There is a race window where we got the compound_head, the hugetlb page
could be freed to buddy, or even changed to another compound page just
before we try to get hwpoison page. Think about the below race window:
CPU 1 CPU 2
memory_failure_hugetlb
struct page *head = compound_head(p);
hugetlb page might be freed to
buddy, or even changed to another
compound page.

get_hwpoison_page -- page is not what we want now...

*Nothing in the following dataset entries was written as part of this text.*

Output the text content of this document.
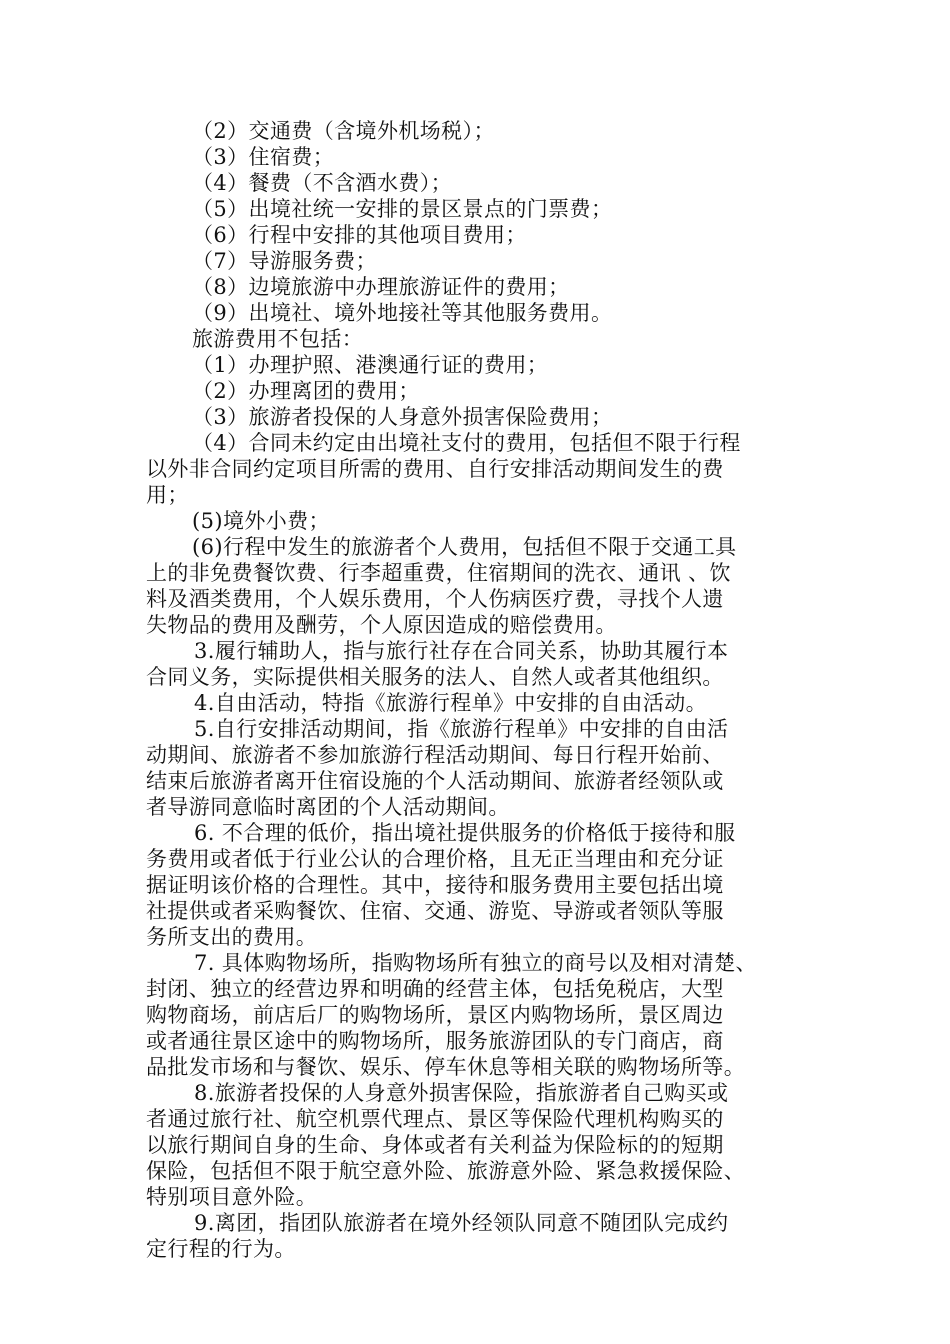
（2）交通费（含境外机场税）；
（3）住宿费；
（4）餐费（不含酒水费）；
（5）出境社统一安排的景区景点的门票费；
（6）行程中安排的其他项目费用；
（7）导游服务费；
（8）边境旅游中办理旅游证件的费用；
（9）出境社、境外地接社等其他服务费用。
旅游费用不包括：
（1）办理护照、港澳通行证的费用；
（2）办理离团的费用；
（3）旅游者投保的人身意外损害保险费用；
（4）合同未约定由出境社支付的费用，包括但不限于行程
以外非合同约定项目所需的费用、自行安排活动期间发生的费
用；
(5)境外小费；
(6)行程中发生的旅游者个人费用，包括但不限于交通工具
上的非免费餐饮费、行李超重费，住宿期间的洗衣、通讯 、饮
料及酒类费用，个人娱乐费用，个人伤病医疗费，寻找个人遗
失物品的费用及酬劳，个人原因造成的赔偿费用。
3.履行辅助人，指与旅行社存在合同关系，协助其履行本
合同义务，实际提供相关服务的法人、自然人或者其他组织。
4.自由活动，特指《旅游行程单》中安排的自由活动。
5.自行安排活动期间，指《旅游行程单》中安排的自由活
动期间、旅游者不参加旅游行程活动期间、每日行程开始前、
结束后旅游者离开住宿设施的个人活动期间、旅游者经领队或
者导游同意临时离团的个人活动期间。
6. 不合理的低价，指出境社提供服务的价格低于接待和服
务费用或者低于行业公认的合理价格，且无正当理由和充分证
据证明该价格的合理性。其中，接待和服务费用主要包括出境
社提供或者采购餐饮、住宿、交通、游览、导游或者领队等服
务所支出的费用。
7. 具体购物场所，指购物场所有独立的商号以及相对清楚、
封闭、独立的经营边界和明确的经营主体，包括免税店，大型
购物商场，前店后厂的购物场所，景区内购物场所，景区周边
或者通往景区途中的购物场所，服务旅游团队的专门商店，商
品批发市场和与餐饮、娱乐、停车休息等相关联的购物场所等。
8.旅游者投保的人身意外损害保险，指旅游者自己购买或
者通过旅行社、航空机票代理点、景区等保险代理机构购买的
以旅行期间自身的生命、身体或者有关利益为保险标的的短期
保险，包括但不限于航空意外险、旅游意外险、紧急救援保险、
特别项目意外险。
9.离团，指团队旅游者在境外经领队同意不随团队完成约
定行程的行为。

If this race happens, just bail out. Also MF_MSG_DIFFERENT_PAGE_SIZE is
introduced to record this event.

Signed-off-by: Miaohe Lin <linmiaohe@xxxxxxxxxx>
---
include/linux/mm.h | 1 +
include/ras/ras_event.h | 1 +
mm/memory-failure.c | 12 ++++++++++++
3 files changed, 14 insertions(+)

diff --git a/include/linux/mm.h b/include/linux/mm.h
index c9bada4096ac..ef98cff2b253 100644
--- a/include/linux/mm.h
+++ b/include/linux/mm.h
@@ -3253,6 +3253,7 @@ enum mf_action_page_type {
MF_MSG_BUDDY,
MF_MSG_DAX,
MF_MSG_UNSPLIT_THP,
+ MF_MSG_DIFFERENT_PAGE_SIZE,
MF_MSG_UNKNOWN,
};

diff --git a/include/ras/ras_event.h b/include/ras/ras_event.h
index d0337a41141c..1e694fd239b9 100644
--- a/include/ras/ras_event.h
+++ b/include/ras/ras_event.h
@@ -374,6 +374,7 @@ TRACE_EVENT(aer_event,
EM ( MF_MSG_BUDDY, "free buddy page" ) \
EM ( MF_MSG_DAX, "dax page" ) \
EM ( MF_MSG_UNSPLIT_THP, "unsplit thp" ) \
+ EM ( MF_MSG_DIFFERENT_PAGE_SIZE, "different page size" ) \
EMe ( MF_MSG_UNKNOWN, "unknown page" )

/*
diff --git a/mm/memory-failure.c b/mm/memory-failure.c
index 5444a8ef4867..dabecd87ad3f 100644
--- a/mm/memory-failure.c
+++ b/mm/memory-failure.c
@@ -733,6 +733,7 @@ static const char * const action_page_types[] = {
[MF_MSG_BUDDY] = "free buddy page",
[MF_MSG_DAX] = "dax page",
[MF_MSG_UNSPLIT_THP] = "unsplit thp",
+ [MF_MSG_DIFFERENT_PAGE_SIZE] = "different page size",
[MF_MSG_UNKNOWN] = "unknown page",
};

@@ -1534,6 +1535,17 @@ static int memory_failure_hugetlb(unsigned long pfn, int flags)
}

lock_page(head);
+
+ /**
+ * The page could have changed compound pages due to race window.
+ * If this happens just bail out.
+ */
+ if (!PageHuge(p) || compound_head(p) != head) {
+ action_result(pfn, MF_MSG_DIFFERENT_PAGE_SIZE, MF_IGNORED);
+ res = -EBUSY;
+ goto out;
+ }
+
page_flags = head->flags;

if (hwpoison_filter(p)) {
--
2.23.0